What is a Racka sheep? (Racka sheep)
The Racka sheep comes from Hungary. A striking feature of this sheep are the helical horns on its head. This sheep breed is used for its milk, wool and meat. The sheep is naturally a bit shy, is still close to nature and is resistant to both extreme cold and extreme heat. Sheepskins come in three colors: black, white and brown. With the long double coat they have they stay warm in the winter and keep the warm outside in the summer.
What are characteristics of the Racka sheep breed?
The Racka sheep is a small sheep with large horns and a long body with fine bones. A ram has a shoulder height of ± 70cm and a ewe has a shoulder height of ± 65cm. Both rams and ewes have horns. The horns are in a V-shape on the head and usually point upwards. The horns should have a nice twisted screw shape. The horns of a ram can reach a length of ± 50cm! And the horns of a ewe can reach a length of ± 30cm! The number of rotations of the horns can vary from 1.5 to 4.
The most common wool color in Racka sheep is brown. If the sheep is brown, it also has a brown muzzle and brown horns. The horns of white sheep are white to cream, with a light colored nose. The wool of the Racka sheep consists of undercoat and hairs. The length of the wool varies from 20 to 35 cm. The annual wool yield is about 3 to 4 kilograms for a ram and 2 to 3 kilograms for a ewe.
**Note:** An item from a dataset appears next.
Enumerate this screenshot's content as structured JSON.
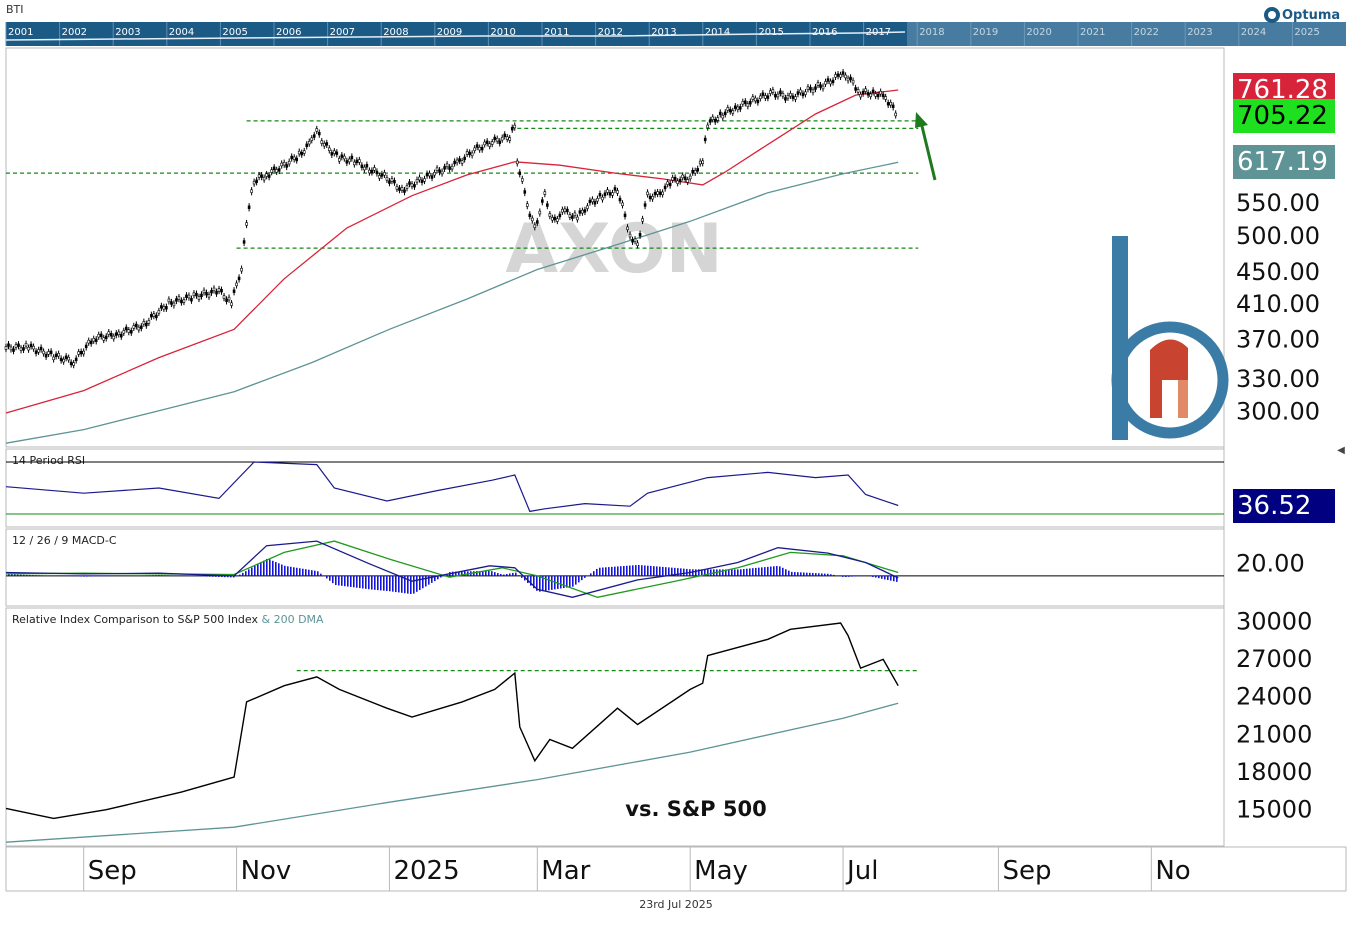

An adult ram has a weight of about 70 kilograms. And an adult ewe has a weight of about 50 kilograms. The gestation period is on average 150 days. Lambing is also easy and little to no help is needed from a veterinarian. The ewes also have well-developed mothering characteristics.
The history of Racka sheep
The Racka sheep is an ancient and rare breed of sheep; the sheep originated in Hungary. Remains of sheep have been found in Southwest Asia that are about eleven thousand years old and show several similarities to the current Racka sheep. Wall paintings have been found in ancient Egypt from over 6000 years before our era where sheep are depicted with helical horns and a long tail.
Several excavations brought back, among other things, bones from the Middle Ages that correspond to the current Racka sheep. The sheep occurs mainly on large Hungarian Plains and was brought by shepherds in the 13th century (year 1201 to 1300).
The Racka sheep was once taken by various peoples from its original habitat. It was, among others, Avars, Petschenegen, Jazygen and Huns who took the breed of sheep on treks towards Europe 1500 years ago.
Until about the 18th century (year 1701 to 1800) Racka sheep were still plentiful, at the markets at that time about 50,000 to 60,000 sheep were traded. In 1939 there were only a few sheep left, ± 3500. And during the Second World War Hungary had only 1450 Racka sheep left. In order to prevent the extinction of this sheep breed, the Hungarian government ordered to start breeding with these sheep. Since 1983 the "Association of Breeders of the Hungarian Racka Sheep" exists in Hungary. And since 1993 there were already 5000 Racka sheep running around.